IDataReader reader = db.ExecuteReader(cmd);
int x = db.GetParameterValue("@po_iOut");
return reader;

If you try this, you'll find that x is zero — and in fact, the call to GetParameterValue returned null.

It seems that all the row data has to already have been returned by the DbCommand object before out parameters from the stored procedure actually become available. To maintain your interface, you therefore have to do something like this to get at your data:

DataTable table = db.ExecuteDataSet(cmd).Tables[0];
IDataReader reader = table.CreateDataReader();
int x = db.GetParameterValue("@po_iOut");
return reader;

ExecuteDataSet() fetches all available data from the DbCommand object.

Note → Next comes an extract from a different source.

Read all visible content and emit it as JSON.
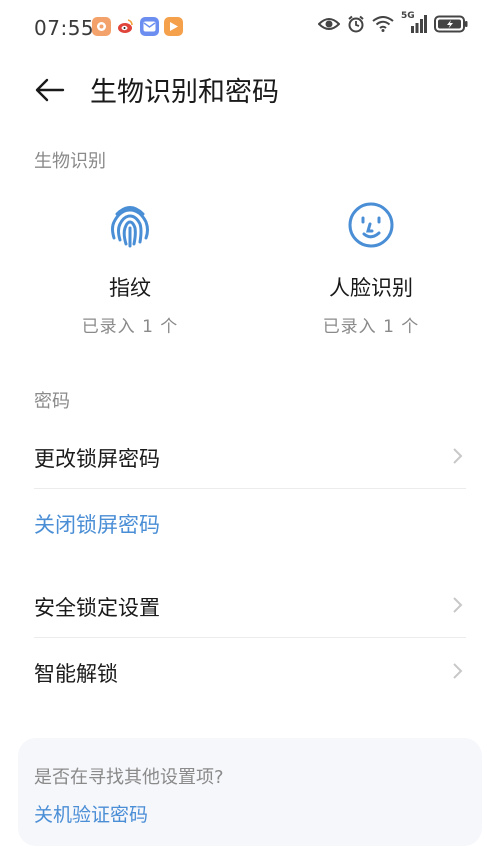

Once this has been done, output parameters become available for use. Of course, this approach negates one of the key advantages to using IDataReader at all - that you don't pull all the data into memory at once.

I'd love to hear from anyone with a better way of doing this. It's occurred to be that multiple result sets might be a way forward, though I don't know if multiple IDataReaders are supported in that scenario.

I guess I'll just have to try it to find out.